Выхватил из кармана пиджака полученную в свое время от Триклятова грамоту и прошествовал к президиуму. Там он поднес бумагу к глазам выпучившегося первого заместителя управления помощника.
– Так, – твердо произнес прошедший великолепную чиновью школу Антон Антонович, вскочив. – Всем неподвижно замереть на научных, кто на чем, местах. Ситуация глобально прояснилась. Этот товарищ осуществил дислокацию фиксации и предприимчивость неоцененной услуги науке и практике повседневности. А что отдельно недостатки – то пустое, абсолютно пустое.
– Немедленно освободить аспиранта Година Михаила из-под пресса и молота. Немедленно отстать от него, приносящего посильную мощь Родине, и зачислить вечным почетным аспирантом, даже когда станет академиком, с сохранением аспирантских льгот, чая в буфете и… не знаю, – сформулировал Сидоров требования подлого контракта, чеканя фразы, как на высоком совещании. – Ваше слово.
– Утверждаю, – поставил устную подпись Антон. – Записать речь неизвестного лица решением протокола конференции. Достигшей колоссального запланированного результата. Господину Годину будет вручена медаль «За научные услуги». Давай бумагу, покаяние строптивого, – протянул Антон Антонович лапу к листочку.
– Вычеркните его из призывников, и бумага ваша, – сказал обозреватель, сложил вдвое листок и засунул в пиджак. – А это – ксерокопия, – сообщил он, глядя на медленно приближающихся пожарника и военкома.
– Свободу Михаилу Годину, в порядке исключений, – возвестил Антон и поднял, как памятник, руку. – Не позволим пачкать руки об нашу замечательную молодежь!
А обозреватель беспрепятственно покинул, подталкиваемый некоторыми взглядами, как оружейными дулами, сразу зажужжавшее ульем заведение.

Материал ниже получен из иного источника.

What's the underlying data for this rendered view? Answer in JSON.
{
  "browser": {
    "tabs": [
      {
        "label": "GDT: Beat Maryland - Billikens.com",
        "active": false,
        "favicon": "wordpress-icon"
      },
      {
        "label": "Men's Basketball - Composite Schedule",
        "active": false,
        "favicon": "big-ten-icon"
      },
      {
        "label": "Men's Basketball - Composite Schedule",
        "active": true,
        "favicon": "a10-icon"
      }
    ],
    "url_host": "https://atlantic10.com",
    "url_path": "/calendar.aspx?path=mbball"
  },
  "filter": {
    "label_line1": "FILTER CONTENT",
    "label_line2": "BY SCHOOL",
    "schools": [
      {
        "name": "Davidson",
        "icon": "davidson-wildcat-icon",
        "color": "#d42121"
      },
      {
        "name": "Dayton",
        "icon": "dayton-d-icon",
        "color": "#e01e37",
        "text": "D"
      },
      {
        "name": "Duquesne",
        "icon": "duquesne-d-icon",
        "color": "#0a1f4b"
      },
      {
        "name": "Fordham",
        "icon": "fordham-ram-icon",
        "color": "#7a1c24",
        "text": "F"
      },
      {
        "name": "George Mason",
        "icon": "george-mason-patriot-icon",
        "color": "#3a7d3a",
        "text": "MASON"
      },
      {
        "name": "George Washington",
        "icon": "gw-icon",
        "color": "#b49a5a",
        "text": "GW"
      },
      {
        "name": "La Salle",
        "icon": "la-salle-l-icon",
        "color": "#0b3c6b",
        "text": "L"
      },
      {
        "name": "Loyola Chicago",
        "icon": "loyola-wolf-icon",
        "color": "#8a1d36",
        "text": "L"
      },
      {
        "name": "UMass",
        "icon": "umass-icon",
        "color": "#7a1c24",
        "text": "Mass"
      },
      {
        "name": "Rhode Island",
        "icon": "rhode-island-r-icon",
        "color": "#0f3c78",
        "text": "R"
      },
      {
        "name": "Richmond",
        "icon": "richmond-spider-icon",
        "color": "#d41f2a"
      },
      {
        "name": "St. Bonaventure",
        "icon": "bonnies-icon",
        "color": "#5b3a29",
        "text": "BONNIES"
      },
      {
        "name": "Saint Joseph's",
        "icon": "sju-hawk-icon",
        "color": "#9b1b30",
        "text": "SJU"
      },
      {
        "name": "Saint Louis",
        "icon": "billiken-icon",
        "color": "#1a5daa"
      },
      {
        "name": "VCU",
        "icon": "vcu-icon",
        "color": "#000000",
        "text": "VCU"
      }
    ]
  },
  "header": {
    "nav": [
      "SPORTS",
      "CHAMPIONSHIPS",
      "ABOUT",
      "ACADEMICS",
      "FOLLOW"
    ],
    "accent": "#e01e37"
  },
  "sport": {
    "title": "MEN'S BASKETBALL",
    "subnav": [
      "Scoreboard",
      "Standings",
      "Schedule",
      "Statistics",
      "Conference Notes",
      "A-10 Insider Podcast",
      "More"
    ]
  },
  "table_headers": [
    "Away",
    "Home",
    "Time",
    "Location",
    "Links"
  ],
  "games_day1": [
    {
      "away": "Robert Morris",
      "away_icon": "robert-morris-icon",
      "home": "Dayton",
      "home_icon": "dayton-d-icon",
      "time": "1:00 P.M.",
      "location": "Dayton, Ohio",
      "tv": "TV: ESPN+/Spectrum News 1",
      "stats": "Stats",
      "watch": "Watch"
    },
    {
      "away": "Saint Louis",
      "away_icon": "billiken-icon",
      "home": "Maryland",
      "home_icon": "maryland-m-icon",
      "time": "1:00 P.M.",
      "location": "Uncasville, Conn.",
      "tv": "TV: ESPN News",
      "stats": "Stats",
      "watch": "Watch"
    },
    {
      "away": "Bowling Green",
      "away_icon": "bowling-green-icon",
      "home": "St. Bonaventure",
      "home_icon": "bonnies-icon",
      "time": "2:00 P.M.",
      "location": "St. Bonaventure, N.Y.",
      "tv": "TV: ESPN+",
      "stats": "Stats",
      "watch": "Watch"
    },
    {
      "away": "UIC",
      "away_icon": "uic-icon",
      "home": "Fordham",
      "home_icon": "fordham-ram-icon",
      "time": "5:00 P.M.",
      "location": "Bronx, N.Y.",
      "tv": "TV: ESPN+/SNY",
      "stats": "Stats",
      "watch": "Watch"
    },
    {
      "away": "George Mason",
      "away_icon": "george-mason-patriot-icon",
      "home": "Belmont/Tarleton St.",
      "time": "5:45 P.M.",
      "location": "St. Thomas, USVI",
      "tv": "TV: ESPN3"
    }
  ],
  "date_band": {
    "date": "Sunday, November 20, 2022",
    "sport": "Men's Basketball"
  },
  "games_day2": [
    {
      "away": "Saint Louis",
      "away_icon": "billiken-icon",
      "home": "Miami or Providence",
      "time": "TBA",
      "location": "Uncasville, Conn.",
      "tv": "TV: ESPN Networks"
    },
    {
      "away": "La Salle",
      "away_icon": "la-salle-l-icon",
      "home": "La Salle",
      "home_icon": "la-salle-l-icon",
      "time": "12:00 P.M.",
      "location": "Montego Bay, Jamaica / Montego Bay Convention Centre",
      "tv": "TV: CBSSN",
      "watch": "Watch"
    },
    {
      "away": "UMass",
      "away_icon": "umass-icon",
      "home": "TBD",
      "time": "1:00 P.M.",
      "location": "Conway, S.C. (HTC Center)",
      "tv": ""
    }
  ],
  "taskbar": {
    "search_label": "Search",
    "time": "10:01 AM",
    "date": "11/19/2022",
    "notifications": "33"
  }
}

– Ну теперь уж я скажу, – строго рыкнул Антон Антонович в микрофон. И вышел к шатучей фанерной трибунке. – Послушал вас, так уж не могу и сам теперь. Нет у вас позитива. Все ссоритесь. Прекратить! Сегодня мы отмечаем прекрасный день победы науки в единении с верой и правдой. Наука – вы, вера – вот он, правда – ну… ясно. И его, науки, наносмычку с божественным словом в целом. Только что мной осмотрена и… получена, можно сказать… честный человек, не отопрется… письмограмма ученого столетия Триклятова, открывшего в только что проведенных новейших исследованиях следы явного Божественного провидения. Как говорится в Писании, все на круги наши. Порядок, учет. Отчет, проверка выполнения поручений. Господину Триклятову от имени нашего Управления поручено было проверить ошибочность его гипотезы, и сегодня я собственноручно прочитал записку аскета-ученого: Он – с нами. Ну, не ученый этот мелкий, конечно. В целом, в опознании осознания Дара Всевышнего. Ну это уже ясно, проехали. Теперь так. Конечно, господа ученые, никуда мы вас, тружеников линейки и карандаша, не попросим из вашего научного здания. Ну кто ж у нас на науку замахивается.